Description of the GSM Signal Processing Chain

Subscriber Identity Module and Cyphering

An innovation from the C-Netz made it into the GSM standard. The GSM phone was separated from the subscriber identity. This was done with a chip card that could be inserted in a GSM phone. In the GSM standard, this was called a SIM card, a Subscriber Identity Module. However, the chip card was not only intended as a simple storage for data, but also contained a processor for complex operations.

The processor protected the data stored on the card from misuse. The operation of the SIM card had first to be activated by entering a 4-digit “PIN” code. (PIN = Personal Identification Number). The SIM card did not simply contain the subscriber’s phone number or a similar identification. The SIM card also contained a secret key for encryption. This key was not directly accessible and could not be read, even by force. Beside encryption, this key was also used to authentify the subscriber.

At the beginning of the GSM era, the SIM card was still the size of a check card. Later also smaller SIM cards became available for handheld devices, which only contained the SIM card’s reading contacts and the chip.

Encryption

One of the key advantages of digital transmission is the possibility of encryption. As a matter of fact, in WWII, the encryption of speech signals was the driving force behind digitizing speech because it could easily be encrypted in digital form. But back in the forties, without the usage of transistorized electronics, this was not achievable.

Encrypting digital data is easy with a so-called “secret” digital key and a simple XOR function. An XOR compares two binary values. If both values are different, the result is a logical ONE or TRUE otherwise a ZERO or FALSE.

XOR01
001
110
Function of an XOR

If you have e.g. an 8-bit key, you can encrypt digital information as shown in the following table.
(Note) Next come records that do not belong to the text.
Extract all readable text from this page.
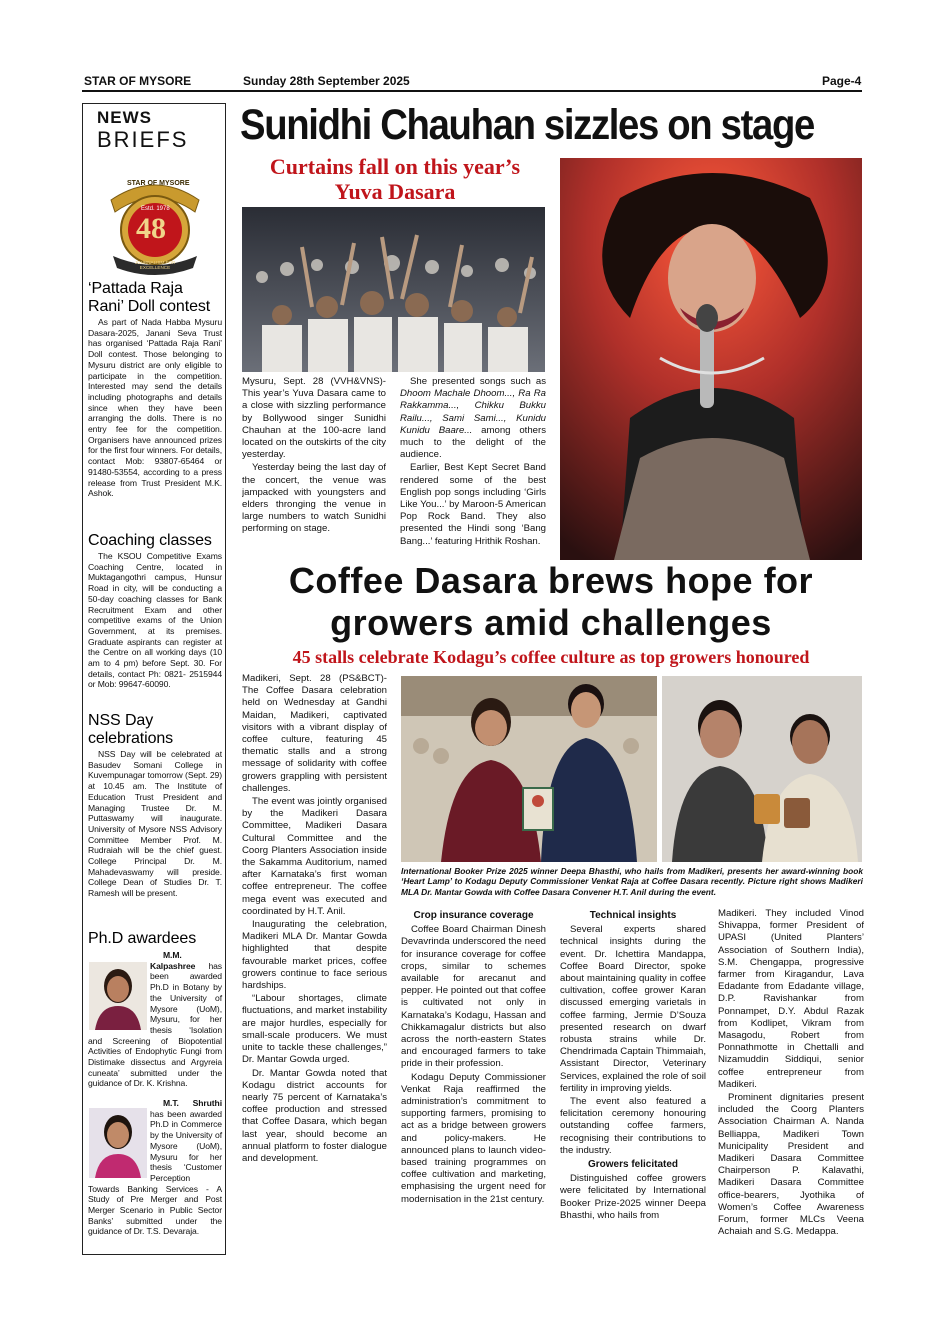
STAR OF MYSORE	Sunday 28th September 2025	Page-4
NEWS
BRIEFS
STAR OF MYSORE
Estd. 1978
48
JOURNALISM FOR EXCELLENCE
‘Pattada Raja Rani’ Doll contest

As part of Nada Habba Mysuru Dasara-2025, Janani Seva Trust has organised ‘Pattada Raja Rani’ Doll contest. Those belonging to Mysuru district are only eligible to participate in the competition. Interested may send the details including photographs and details since when they have been arranging the dolls. There is no entry fee for the competition. Organisers have announced prizes for the first four winners. For details, contact Mob: 93807-65464 or 91480-53554, according to a press release from Trust President M.K. Ashok.

Coaching classes

The KSOU Competitive Exams Coaching Centre, located in Muktagangothri campus, Hunsur Road in city, will be conducting a 50-day coaching classes for Bank Recruitment Exam and other competitive exams of the Union Government, at its premises. Graduate aspirants can register at the Centre on all working days (10 am to 4 pm) before Sept. 30. For details, contact Ph: 0821- 2515944 or Mob: 99647-60090.

NSS Day celebrations

NSS Day will be celebrated at Basudev Somani College in Kuvempunagar tomorrow (Sept. 29) at 10.45 am. The Institute of Education Trust President and Managing Trustee Dr. M. Puttaswamy will inaugurate. University of Mysore NSS Advisory Committee Member Prof. M. Rudraiah will be the chief guest. College Principal Dr. M. Mahadevaswamy will preside. College Dean of Studies Dr. T. Ramesh will be present.

Ph.D awardees

M.M. Kalpashree has been awarded Ph.D in Botany by the University of Mysore (UoM), Mysuru, for her thesis ‘Isolation and Screening of Biopotential Activities of Endophytic Fungi from Distimake dissectus and Argyreia cuneata’ submitted under the guidance of Dr. K. Krishna.

M.T. Shruthi has been awarded Ph.D in Commerce by the University of Mysore (UoM), Mysuru for her thesis ‘Customer Perception Towards Banking Services - A Study of Pre Merger and Post Merger Scenario in Public Sector Banks’ submitted under the guidance of Dr. T.S. Devaraja.

Sunidhi Chauhan sizzles on stage
Curtains fall on this year’s
Yuva Dasara

Mysuru, Sept. 28 (VVH&VNS)- This year’s Yuva Dasara came to a close with sizzling performance by Bollywood singer Sunidhi Chauhan at the 100-acre land located on the outskirts of the city yesterday.

Yesterday being the last day of the concert, the venue was jampacked with youngsters and elders thronging the venue in large numbers to watch Sunidhi performing on stage.

She presented songs such as Dhoom Machale Dhoom..., Ra Ra Rakkamma..., Chikku Bukku Railu..., Sami Sami..., Kunidu Kunidu Baare... among others much to the delight of the audience.

Earlier, Best Kept Secret Band rendered some of the best English pop songs including ‘Girls Like You...’ by Maroon-5 American Pop Rock Band. They also presented the Hindi song ‘Bang Bang...’ featuring Hrithik Roshan.

Coffee Dasara brews hope for
growers amid challenges
45 stalls celebrate Kodagu’s coffee culture as top growers honoured
International Booker Prize 2025 winner Deepa Bhasthi, who hails from Madikeri, presents her award-winning book ‘Heart Lamp’ to Kodagu Deputy Commissioner Venkat Raja at Coffee Dasara recently. Picture right shows Madikeri MLA Dr. Mantar Gowda with Coffee Dasara Convener H.T. Anil during the event.

Madikeri, Sept. 28 (PS&BCT)- The Coffee Dasara celebration held on Wednesday at Gandhi Maidan, Madikeri, captivated visitors with a vibrant display of coffee culture, featuring 45 thematic stalls and a strong message of solidarity with coffee growers grappling with persistent challenges.

The event was jointly organised by the Madikeri Dasara Committee, Madikeri Dasara Cultural Committee and the Coorg Planters Association inside the Sakamma Auditorium, named after Karnataka’s first woman coffee entrepreneur. The coffee mega event was executed and coordinated by H.T. Anil.

Inaugurating the celebration, Madikeri MLA Dr. Mantar Gowda highlighted that despite favourable market prices, coffee growers continue to face serious hardships.

“Labour shortages, climate fluctuations, and market instability are major hurdles, especially for small-scale producers. We must unite to tackle these challenges,” Dr. Mantar Gowda urged.

Dr. Mantar Gowda noted that Kodagu district accounts for nearly 75 percent of Karnataka’s coffee production and stressed that Coffee Dasara, which began last year, should become an annual platform to foster dialogue and development.

Crop insurance coverage

Coffee Board Chairman Dinesh Devavrinda underscored the need for insurance coverage for coffee crops, similar to schemes available for arecanut and pepper. He pointed out that coffee is cultivated not only in Karnataka’s Kodagu, Hassan and Chikkamagalur districts but also across the north-eastern States and encouraged farmers to take pride in their profession.

Kodagu Deputy Commissioner Venkat Raja reaffirmed the administration’s commitment to supporting farmers, promising to act as a bridge between growers and policy-makers. He announced plans to launch video-based training programmes on coffee cultivation and marketing, emphasising the urgent need for modernisation in the 21st century.

Technical insights

Several experts shared technical insights during the event. Dr. Ichettira Mandappa, Coffee Board Director, spoke about maintaining quality in coffee cultivation, coffee grower Karan discussed emerging varietals in coffee farming, Jermie D’Souza presented research on dwarf robusta strains while Dr. Chendrimada Captain Thimmaiah, Assistant Director, Veterinary Services, explained the role of soil fertility in improving yields.

The event also featured a felicitation ceremony honouring outstanding coffee farmers, recognising their contributions to the industry.

Growers felicitated

Distinguished coffee growers were felicitated by International Booker Prize-2025 winner Deepa Bhasthi, who hails from

Madikeri. They included Vinod Shivappa, former President of UPASI (United Planters’ Association of Southern India), S.M. Chengappa, progressive farmer from Kiragandur, Lava Edadante from Edadante village, D.P. Ravishankar from Ponnampet, D.Y. Abdul Razak from Kodlipet, Vikram from Masagodu, Robert from Ponnathmotte in Chettalli and Nizamuddin Siddiqui, senior coffee entrepreneur from Madikeri.

Prominent dignitaries present included the Coorg Planters Association Chairman A. Nanda Belliappa, Madikeri Town Municipality President and Madikeri Dasara Committee Chairperson P. Kalavathi, Madikeri Dasara Committee office-bearers, Jyothika of Women’s Coffee Awareness Forum, former MLCs Veena Achaiah and S.G. Medappa.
If you don’t know the key, it is practically impossible to get the original text from the encrypted text.

Cyphering
Input Data00110101
Key11100011
 XOR
Encrypted Data11010110
Decypering
Encrypted Data11010110
Key11100011
 XOR
Restored Data00110101
Description of encryption with XOR

In the GSM system, the key of a subscriber is only stored at two places, a central, inaccessible storage facility called the Authentication Center and on the SIM card. The keys do not leave those places. The key is called Ki and is 128 bit long.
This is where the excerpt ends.